Precise cuts and grooves make a lovely home for one of the most important parts of a servo. You’ll find the wave washer opposite of the pulley end (OPE) here as well.

An efficient and sturdy wavelike design with lubricant on one end (closest to the encoder) protects the surface from corrosion and contamination while also preventing the bearings from failing prematurely by applying the proper preload.

We’ll keep this one short. Approximately 1-inch thick coated aluminum surrounds the inners of the motor to keep all the things you don’t want outside. Designed for quick and easy disassembly and reassembly – always a plus.

Think of the motor shaft as the prime mover, whereas the gearbox or belt and pulley system to which it’s attached can harness that energy to increase the motor’s torque while reducing its speed.

The motor shaft is traditionally made from cold or hot-rolled steel. Pictured is a Mitsubishi HG-SR series AC servo motor shaft without key. There are several types of servo motor shafts to pick from, so pay attention to what your application calls for.

These precise motion control bearings have high accuracy and very little vibration. The result is a very smooth and quiet performance. Bearing life continues to improve as manufacturers develop new greases and ways to reduce fretting.

When the servo motor is run at rated speed under rated load, bearings should be exchanged in 20,000 to 30,000 hours as a guideline. This differs on the operating conditions. The bearings must also be changed if unusual noise or vibration is found during inspection.

Attached to the shaft and wedged between two bearings, the rotor is the movable part of the servo motor. Ultrathin layers of magnetic steel laminations (0.55 mm) make up the rotor to create a permanent magnet.

The stator is the unmovable part of the servo motor. Although not as interesting as the rotor at first glance, it’s just as important. Without the stator winding, producing the magnetic field necessary for rotation would be impossible…

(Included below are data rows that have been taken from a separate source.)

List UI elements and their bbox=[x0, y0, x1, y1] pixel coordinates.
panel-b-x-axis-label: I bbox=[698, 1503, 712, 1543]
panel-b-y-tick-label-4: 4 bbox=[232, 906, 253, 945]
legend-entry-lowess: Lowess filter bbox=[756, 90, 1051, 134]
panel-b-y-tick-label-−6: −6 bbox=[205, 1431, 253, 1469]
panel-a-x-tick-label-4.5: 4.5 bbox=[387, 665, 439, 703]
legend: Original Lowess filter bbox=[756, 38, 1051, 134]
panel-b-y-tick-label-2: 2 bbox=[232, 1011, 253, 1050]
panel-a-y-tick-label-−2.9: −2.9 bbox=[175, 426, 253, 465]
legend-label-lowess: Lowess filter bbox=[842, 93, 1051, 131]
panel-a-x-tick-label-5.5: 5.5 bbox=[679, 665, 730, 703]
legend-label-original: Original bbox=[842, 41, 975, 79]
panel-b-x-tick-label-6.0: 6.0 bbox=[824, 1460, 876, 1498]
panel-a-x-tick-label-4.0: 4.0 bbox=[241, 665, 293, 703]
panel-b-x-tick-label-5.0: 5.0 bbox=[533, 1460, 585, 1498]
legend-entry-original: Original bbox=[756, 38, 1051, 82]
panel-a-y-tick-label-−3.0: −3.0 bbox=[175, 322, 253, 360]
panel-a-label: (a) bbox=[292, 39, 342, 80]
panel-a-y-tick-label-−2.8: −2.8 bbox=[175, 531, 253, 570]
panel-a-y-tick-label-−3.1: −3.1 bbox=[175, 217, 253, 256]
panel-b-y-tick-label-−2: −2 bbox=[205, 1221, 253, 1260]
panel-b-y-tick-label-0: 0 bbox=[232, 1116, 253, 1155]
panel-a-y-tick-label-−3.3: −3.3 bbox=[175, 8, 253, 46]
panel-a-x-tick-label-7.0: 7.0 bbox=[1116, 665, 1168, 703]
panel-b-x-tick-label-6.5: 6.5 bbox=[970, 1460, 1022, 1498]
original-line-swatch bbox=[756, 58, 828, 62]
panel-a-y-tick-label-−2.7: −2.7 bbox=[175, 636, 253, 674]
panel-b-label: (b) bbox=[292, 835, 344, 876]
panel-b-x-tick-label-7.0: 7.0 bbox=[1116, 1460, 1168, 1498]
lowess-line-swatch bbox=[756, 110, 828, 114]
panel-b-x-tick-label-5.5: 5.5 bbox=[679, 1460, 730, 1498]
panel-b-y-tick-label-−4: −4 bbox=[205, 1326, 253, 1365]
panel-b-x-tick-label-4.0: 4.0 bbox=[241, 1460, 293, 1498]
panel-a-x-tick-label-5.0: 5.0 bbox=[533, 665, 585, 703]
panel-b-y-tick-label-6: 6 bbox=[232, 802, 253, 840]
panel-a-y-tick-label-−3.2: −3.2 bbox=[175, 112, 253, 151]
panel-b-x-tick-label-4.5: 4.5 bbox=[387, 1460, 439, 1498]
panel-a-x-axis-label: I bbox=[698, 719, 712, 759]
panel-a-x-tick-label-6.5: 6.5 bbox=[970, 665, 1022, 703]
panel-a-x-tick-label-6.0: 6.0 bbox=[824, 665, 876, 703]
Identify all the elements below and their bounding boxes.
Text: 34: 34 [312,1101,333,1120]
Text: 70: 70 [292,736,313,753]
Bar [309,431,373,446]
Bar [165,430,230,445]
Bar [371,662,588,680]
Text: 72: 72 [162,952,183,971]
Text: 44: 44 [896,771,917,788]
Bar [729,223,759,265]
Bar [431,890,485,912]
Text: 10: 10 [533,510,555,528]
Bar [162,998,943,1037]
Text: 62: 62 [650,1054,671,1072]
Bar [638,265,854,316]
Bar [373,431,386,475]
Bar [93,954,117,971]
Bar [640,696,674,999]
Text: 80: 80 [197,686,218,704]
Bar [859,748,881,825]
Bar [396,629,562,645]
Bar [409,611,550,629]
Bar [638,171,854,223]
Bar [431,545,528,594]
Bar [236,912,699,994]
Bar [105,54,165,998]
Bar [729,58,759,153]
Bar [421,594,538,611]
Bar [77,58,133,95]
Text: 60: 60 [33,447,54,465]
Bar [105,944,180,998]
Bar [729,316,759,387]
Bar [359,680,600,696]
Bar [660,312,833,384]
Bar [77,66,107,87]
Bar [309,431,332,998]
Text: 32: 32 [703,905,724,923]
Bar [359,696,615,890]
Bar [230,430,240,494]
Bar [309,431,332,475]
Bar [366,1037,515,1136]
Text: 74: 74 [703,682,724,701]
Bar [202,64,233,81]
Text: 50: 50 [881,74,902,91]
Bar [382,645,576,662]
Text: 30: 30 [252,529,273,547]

As it’s the combination of continuous attraction and repulsion between the stator and rotor that creates the necessary force to rotate the motor.

The pictured stator is a more modern design. It’s composed of 12 individually wrapped winding segments linked together by a single copper wire, whereas others can be one giant winding. You’ll typically find some sort of insulation tape here as well.

Compact and lightweight, the encoder is an electro-mechanical feedback device used to communicate the speed and direction of the motor back to the drive. This ultimately allows the operator to monitor and adjust certain parameters on demand.

Most manufacturers elect to use a coupler and bushing to secure the encoder to the motor – simple, yet effective.

There’s not really much going on outside other than the feedback connector, which takes the data back to the drive unit once interpreted by the processor.

Pictured is an A48 absolute encoder belonging to a Mitsubishi HF Series servo motor capable of 260,000 pulse/rev.

Diligently holding things in place while the machine is powered off or the e-stop is activated, the brake is only composed of a few parts.

Warning: the spring will let go when voltage is applied, so be careful when releasing the brake as the machine will drop.

Most of what we’re calling secondary components add an extra layer of security against the elements of every day servo motor life.

The snap ring prevents further damage to the motor by maintaining the shafts position after a direct hit or nudge from some unwanted force. Without it, the shaft could easily retract into the housing – and we definitely don’t want that.

Sitting atop the end bell or housing lies the spacer and gasket. The spacer holds the motor power connector, while the gasket seals the joint between the connector and spacer so no coolant or cutting fluid leaks in.

This handy little plate closer to the pulley end prevents the bearing from slipping out of place.

Don’t underestimate this expertly crafted mounting surface as it has an allowable tolerance of -8 micrometers (µm).

Made of plastic polymers, the O-ring is placed between two parts to form a seal to prevent liquids from entering. It’s not uncommon for a single motor to have multiple O-rings.

Be on the lookout for future learning series as together we continue to explore other areas of industry. In the meantime, here’s a well-produced video animation that demonstrates this remarkable invention that’s been fueling industry since the 1800’s.

Never stop learning. As you gain more experience, you’ll start to build a greater appreciation and understanding of the equipment that keeps industry moving – and it’s that passion and curiosity that will sharpen your skill and insight for greater innovation.